Annan intends to increase number of staff in Iraq, orders security review
Secretary-General Kofi Annan announced today that he intends to increase the number of United Nations staff in Iraq, which he cut back after last year's terrorist bombing of UN headquarters in Baghdad, and has ordered a review of security conditions in the violence-wracked country in order to move as soon as practicable.
In a statement from his spokesman he referred to Security Council resolution 1546 of June this year, which calls on the UN Assistance Mission for Iraq (UNAMI) to play a "leading role" in assisting in national elections, scheduled for 30 January, as well as in developing civil and social services and in reconstruction.
"Stressing the high importance he attaches to the provision of essential security protection for the staff concerned, he has given instructions that the first steps be taken to assess the security conditions to establish UNAMI presence in Basra and in Erbil as soon as practicable," the statement said.

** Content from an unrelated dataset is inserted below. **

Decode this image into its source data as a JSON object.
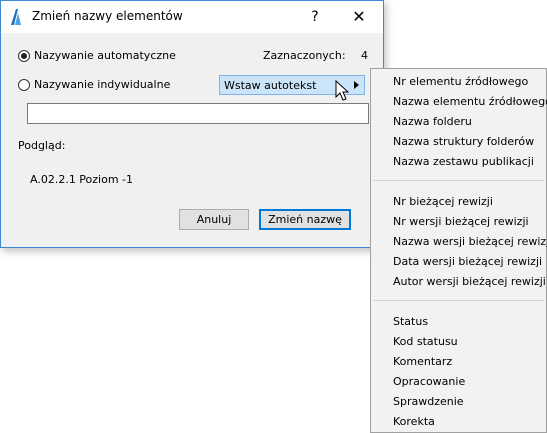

Both towns, the first in the south and the second in the north, are far from the central zone of Iraq, which has seen months of the fiercest insurgency against United States-led forces since they invaded in March last year to oust President Saddam Hussein.
The statement gave no indication of the size of the intended increase, but spokesman Fred Eckhard estimated that the current number of international personnel, now in the region of 59, would rise to about 200, including a contingent of Fijian troops deployed to protect them.
In reply to questions, Mr. Eckhard said the UN hoped to bring the number of electoral personnel up to 29.
Mr. Annan withdrew most of the 650 international staff in Iraq after a terrorist attack on UN headquarters in Baghdad in August 2003 killed 22 people, including top envoy Sergio Vieira de Mello, and he has repeatedly stressed that staff security is of paramount concern in deciding on any large-scale return.
Hundreds of local personnel, meanwhile, have been helping to carry out the UN's multiple relief operations, while much of the mission's command structure was moved to Amman in neighbouring Jordan.